The purpose of group is that you tell the nurse if you are sleeping well, if your medication is taking effect, if you notice any unpleasant side effects, and to voice the need to speak privately with the doctor. Group was not the ideal place to talk about one’s emotions, except superficially, or air grievances we had with the staff. That was unwelcome. When I talked about my complex, many-hued feelings, I was shot down. Whenever I spoke in group, the nurse, who looked twice divorced and wore too many rings, scribbled on a yellow pad. The movement of her ring-heavy right hand was an excessively long breath she pulled deep into her body.

One morning in group we were introduced to a new patient. He was young and friendly with cocoa eyes. His happiness was inexplicable. He’d chosen to admit himself to get off marijuana and beer. He was self-aware and intelligent. I introduced myself. His name was Jim and he was twenty-three. He was a Leonard Cohen fan. At 10:00 A.M. a petite, bouncy woman bounded into the common room. She put a cassette into the portable stereo on the slanted shelf beneath the TV. Slinky disco sizzled out of the speakers. The woman pulled patients up from couches. We pumped arms, kicked and danced for ten minutes and then the music stopped. Silently, Jim raised and lowered his arms in a swooping ballet. He stood in a wide stance and turned the trunk of his body and stretched. The bouncing lady stopped bouncing and squeaked “Tai Chi!” The white crane spread its wings. For two weeks, I, a committed person, emulated elegant cranes. Cold spring broke through earth. The food didn’t improve but my appetite did. My banter and chatter was birdsong. I whistled chirpy tunes. My stride was graceful. I washed my hair.

I was getting better. I called my husband and told him exactly which clothes to bring. In the first paper sack he’d packed useless things: too many socks, not enough bras, old t-shirts and sweat pants that I wouldn’t be caught dead in, one panty and jeans that were too small. I couldn’t blame him. Committing me was a terrible thing for him to face. I made a list of outfits that were flattering. I asked him to bring the mascara in the blue tube, the silver tube of lipstick, and the blush in the red compact and the powder in the gold case. I asked for tweezers. I transformed. The doctor asked to see me.

I stuck my hand out to shake Dr. Steve’s hand. He waved me to a brown metal chair. His plastic, shiny face resembled Wayne Newton’s. He locked his fingers behind his frosty head and leaned back in a cheap leather-like chair. Dr. Steve tapped a thick manila folder with my name on the tab. He asked me how I felt about dropping out of graduate school. Shitty, I told him. He told me a manic episode led to a psychotic break. I was taking five medications. He wanted to cut them back to two in a few months since I’d responded quickly. His theory was that less medication was the best course. Dr. Steve practiced privately and would take my case. He told me I could expect to have more breakdowns, possibly throughout my lifetime. He said if I took the risk of getting off the medication, the breakdowns could be more severe. Dr. Steve signed my discharge papers.
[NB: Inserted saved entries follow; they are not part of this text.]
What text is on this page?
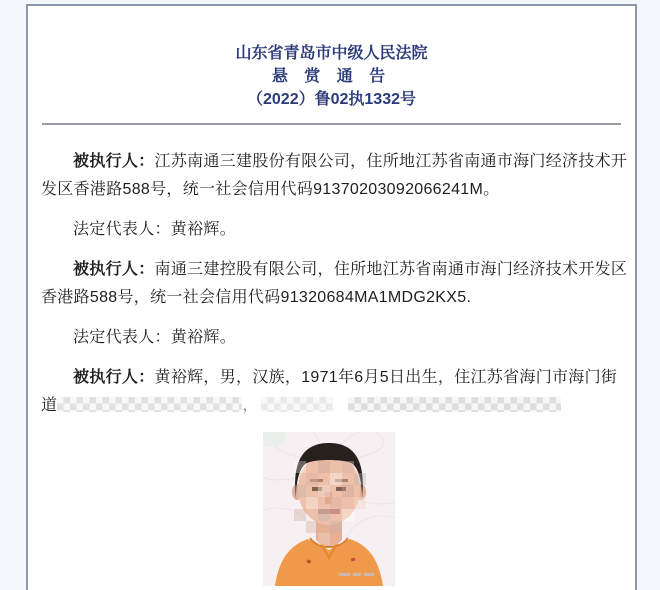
山东省青岛市中级人民法院
悬 赏 通 告
（2022）鲁02执1332号
被执行人：江苏南通三建股份有限公司，住所地江苏省南通市海门经济技术开
发区香港路588号，统一社会信用代码91370203092066241M。
法定代表人：黄裕辉。
被执行人：南通三建控股有限公司，住所地江苏省南通市海门经济技术开发区
香港路588号，统一社会信用代码91320684MA1MDG2KX5.
法定代表人：黄裕辉。
被执行人：黄裕辉，男，汉族，1971年6月5日出生，住江苏省海门市海门街
道	，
I liked the structure I’d become trained to follow in the hospital but I couldn’t keep it up at home. I was well enough to be released but not to fashion a new life. My concentration was shot. I couldn’t read for a year. Before the crash of ‘92, I’d read an average of two novels a week. My mind had been rocked at the core, seismically. I felt wasted, gutted. I slept too much or too little. The medications overwhelmed my system.

Dr. Steve saw me once a month. It was all I could afford. He referred me to a therapist. She was a chalky wall. I called her at home when I was suicidal, and she responded, “I’m having dinner.” It cut my heart. My husband was depressed as I was. The cost of private care and prescription medication became too great. I stopped seeing Dr. Steve. I stopped taking my medication. I hid my symptoms. I waited for the white coats, but they never came.